Se tutto questo non bastasse a rendere emotivamente terrorizzante la lettura di Alaska aggiungetevi un inverno lungo e buio passato più in compagnia di documenti e riviste di psicologia che di persone, i ricordi di innumerevoli conversazioni ricche di dettagli agghiaccianti, una bufera di neve che rende impossibili le comunicazioni ed impraticabili le strade, un orrendo ritrovamento nella neve che costringerà Evelyn a rimettere in discussione tutto il suo lavoro e le sue certezze, perchè il suo incubo più buio è tornato a perseguitarla…
In questo àmbito duro, aspro, isolato e implacabile dell’Alaska, l’atmosfera agghiacciante va ben oltre le sole condizioni climatiche: dal prologo spietato fino all’epilogo ricco di colpi di scena, questo libro vi regalerà forti brividi, per una tale tensione narrativa che vi farà sentire in uno stato di costante vulnerabilità e pericolo.

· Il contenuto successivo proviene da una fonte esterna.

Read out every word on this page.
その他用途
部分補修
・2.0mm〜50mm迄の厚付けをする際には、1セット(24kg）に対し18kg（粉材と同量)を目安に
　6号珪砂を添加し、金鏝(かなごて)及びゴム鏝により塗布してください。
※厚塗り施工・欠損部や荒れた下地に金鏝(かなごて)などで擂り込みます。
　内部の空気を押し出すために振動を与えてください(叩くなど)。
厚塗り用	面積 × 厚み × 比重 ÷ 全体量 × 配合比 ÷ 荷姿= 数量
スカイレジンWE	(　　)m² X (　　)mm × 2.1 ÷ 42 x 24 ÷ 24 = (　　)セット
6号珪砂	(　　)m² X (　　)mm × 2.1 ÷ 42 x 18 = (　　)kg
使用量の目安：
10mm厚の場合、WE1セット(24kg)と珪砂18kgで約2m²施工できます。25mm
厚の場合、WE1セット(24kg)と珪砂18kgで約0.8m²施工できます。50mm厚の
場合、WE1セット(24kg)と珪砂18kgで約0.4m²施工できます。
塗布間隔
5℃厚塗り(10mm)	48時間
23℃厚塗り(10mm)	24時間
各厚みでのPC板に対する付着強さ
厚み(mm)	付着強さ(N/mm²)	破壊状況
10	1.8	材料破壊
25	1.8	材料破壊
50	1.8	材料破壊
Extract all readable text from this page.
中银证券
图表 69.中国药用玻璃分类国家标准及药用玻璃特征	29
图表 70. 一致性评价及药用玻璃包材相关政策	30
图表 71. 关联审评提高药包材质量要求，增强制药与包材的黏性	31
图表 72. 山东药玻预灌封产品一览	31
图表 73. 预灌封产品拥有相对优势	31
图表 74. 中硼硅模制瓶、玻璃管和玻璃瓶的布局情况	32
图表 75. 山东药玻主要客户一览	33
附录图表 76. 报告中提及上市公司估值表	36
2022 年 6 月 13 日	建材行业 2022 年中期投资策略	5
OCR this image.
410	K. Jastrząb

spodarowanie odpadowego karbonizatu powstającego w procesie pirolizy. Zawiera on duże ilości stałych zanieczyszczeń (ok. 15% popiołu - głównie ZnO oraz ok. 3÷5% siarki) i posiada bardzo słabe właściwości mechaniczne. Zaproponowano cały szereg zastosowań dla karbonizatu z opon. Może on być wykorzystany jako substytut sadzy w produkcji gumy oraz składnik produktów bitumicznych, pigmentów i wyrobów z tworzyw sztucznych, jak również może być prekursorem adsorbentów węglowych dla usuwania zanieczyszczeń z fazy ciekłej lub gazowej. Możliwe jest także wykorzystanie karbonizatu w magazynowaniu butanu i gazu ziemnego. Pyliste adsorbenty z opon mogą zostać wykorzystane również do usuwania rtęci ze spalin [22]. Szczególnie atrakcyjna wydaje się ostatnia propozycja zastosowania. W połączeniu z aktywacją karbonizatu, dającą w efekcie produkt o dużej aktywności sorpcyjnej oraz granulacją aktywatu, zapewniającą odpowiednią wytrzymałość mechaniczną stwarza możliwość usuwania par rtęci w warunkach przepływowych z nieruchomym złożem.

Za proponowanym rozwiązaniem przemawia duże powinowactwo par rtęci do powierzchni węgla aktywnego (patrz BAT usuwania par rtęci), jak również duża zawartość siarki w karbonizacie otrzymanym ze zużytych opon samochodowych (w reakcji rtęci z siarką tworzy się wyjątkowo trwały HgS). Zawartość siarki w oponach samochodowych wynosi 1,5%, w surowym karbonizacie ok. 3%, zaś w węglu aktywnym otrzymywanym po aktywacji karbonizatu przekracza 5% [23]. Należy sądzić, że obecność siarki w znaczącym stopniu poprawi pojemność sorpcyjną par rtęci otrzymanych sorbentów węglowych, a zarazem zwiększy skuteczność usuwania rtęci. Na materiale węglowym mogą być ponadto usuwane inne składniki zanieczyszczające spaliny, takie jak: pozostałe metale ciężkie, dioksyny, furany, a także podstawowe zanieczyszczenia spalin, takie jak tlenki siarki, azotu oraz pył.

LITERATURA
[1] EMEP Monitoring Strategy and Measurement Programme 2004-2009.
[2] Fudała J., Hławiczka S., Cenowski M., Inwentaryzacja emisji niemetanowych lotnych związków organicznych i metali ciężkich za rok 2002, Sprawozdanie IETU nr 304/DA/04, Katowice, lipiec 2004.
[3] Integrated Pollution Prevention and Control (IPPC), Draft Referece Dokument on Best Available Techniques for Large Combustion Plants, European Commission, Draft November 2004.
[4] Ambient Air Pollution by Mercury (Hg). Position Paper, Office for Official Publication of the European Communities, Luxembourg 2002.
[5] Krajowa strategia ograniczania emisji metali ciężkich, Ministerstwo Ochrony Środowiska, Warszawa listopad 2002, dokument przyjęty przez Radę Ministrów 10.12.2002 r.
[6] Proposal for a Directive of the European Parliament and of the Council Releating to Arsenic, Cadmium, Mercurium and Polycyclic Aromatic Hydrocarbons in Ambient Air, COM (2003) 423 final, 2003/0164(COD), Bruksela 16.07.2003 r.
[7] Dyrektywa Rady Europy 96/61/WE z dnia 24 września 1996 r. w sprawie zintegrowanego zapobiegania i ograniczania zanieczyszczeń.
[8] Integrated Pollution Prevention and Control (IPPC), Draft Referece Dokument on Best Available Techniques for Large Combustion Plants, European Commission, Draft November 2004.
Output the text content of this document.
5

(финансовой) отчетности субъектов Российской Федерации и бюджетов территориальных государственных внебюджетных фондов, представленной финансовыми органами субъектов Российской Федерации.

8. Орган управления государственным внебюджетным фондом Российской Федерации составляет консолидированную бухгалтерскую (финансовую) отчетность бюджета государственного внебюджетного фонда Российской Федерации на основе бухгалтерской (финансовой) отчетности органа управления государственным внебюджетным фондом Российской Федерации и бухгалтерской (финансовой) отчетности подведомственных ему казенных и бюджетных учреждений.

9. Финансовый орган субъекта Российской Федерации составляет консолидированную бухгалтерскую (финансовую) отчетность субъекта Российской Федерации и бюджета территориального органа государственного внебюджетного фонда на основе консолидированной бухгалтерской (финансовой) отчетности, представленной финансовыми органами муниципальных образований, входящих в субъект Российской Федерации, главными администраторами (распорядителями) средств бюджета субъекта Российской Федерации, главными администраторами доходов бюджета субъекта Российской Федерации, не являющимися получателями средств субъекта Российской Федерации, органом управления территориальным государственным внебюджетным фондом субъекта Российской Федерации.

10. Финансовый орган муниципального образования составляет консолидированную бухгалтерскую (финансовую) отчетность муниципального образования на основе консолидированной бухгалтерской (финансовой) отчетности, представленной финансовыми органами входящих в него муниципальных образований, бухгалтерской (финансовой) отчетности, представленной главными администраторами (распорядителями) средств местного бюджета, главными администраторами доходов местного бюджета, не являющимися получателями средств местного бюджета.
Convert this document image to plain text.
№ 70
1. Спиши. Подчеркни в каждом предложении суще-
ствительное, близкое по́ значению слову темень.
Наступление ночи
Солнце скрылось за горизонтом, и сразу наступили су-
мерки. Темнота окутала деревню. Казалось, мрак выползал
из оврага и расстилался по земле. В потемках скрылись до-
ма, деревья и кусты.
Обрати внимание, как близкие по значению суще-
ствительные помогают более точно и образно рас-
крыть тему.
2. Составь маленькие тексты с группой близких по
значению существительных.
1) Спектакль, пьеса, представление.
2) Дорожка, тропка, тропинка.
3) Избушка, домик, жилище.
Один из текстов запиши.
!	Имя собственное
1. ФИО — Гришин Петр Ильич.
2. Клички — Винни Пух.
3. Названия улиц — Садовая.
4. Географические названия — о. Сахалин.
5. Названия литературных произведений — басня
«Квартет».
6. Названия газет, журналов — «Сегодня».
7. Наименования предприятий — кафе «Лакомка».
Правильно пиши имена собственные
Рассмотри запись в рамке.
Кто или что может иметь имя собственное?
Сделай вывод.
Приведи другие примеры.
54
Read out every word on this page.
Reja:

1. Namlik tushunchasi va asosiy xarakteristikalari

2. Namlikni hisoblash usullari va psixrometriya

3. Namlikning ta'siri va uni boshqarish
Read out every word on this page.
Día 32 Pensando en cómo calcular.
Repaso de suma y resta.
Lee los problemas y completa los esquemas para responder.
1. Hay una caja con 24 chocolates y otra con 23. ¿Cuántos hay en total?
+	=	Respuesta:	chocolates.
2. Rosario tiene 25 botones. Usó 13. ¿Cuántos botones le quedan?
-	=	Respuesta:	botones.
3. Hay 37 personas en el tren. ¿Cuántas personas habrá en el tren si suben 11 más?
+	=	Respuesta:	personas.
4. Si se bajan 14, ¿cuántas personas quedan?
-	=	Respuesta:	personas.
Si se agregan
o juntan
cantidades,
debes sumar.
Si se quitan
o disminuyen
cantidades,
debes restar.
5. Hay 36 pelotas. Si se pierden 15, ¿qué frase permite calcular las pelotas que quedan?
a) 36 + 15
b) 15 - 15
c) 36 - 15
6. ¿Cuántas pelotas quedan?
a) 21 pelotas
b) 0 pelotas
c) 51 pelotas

Quello che vi ho descritto fino ad ora però è solo la punta dell’iceberg di ciò che Brenda Novak ha in serbo per voi; pagina dopo pagina vi ritroverete completamente coinvolti nelle vicende della Dott.ssa Talbot e, se amate come me i thriller quanto i romance, sappiate che anche il vostro lato romantico verrà appagato; non potrete non amare il sergente Amarok.
“Un uomo indipendente. Sicuro di sé. Piacevole. Calmo a un livello che lei probabil- mente non avrebbe mai raggiunto. La sua presenza riusciva in qualche modo a lenirle la ferita che portava nell’anima.”
Dopo aver letto questo libro sono stata veramente felice che la serie “The Evelyn Talbot Chronicles” sia finalmente approdata in Italia, aspetterò con impazienza che vengano tradotti e pubblicati anche gli altri capitoli di questa serie.
Un consiglio: mentre sarete immersi nella lettura di Alaska ricordatevi di respirare.
“Quando mi avranno mozzato la testa potrò ancora udire, almeno per un momento, il suono del sangue che mi zampilla dal collo? Sarebbe il piacere più grande di tutti.”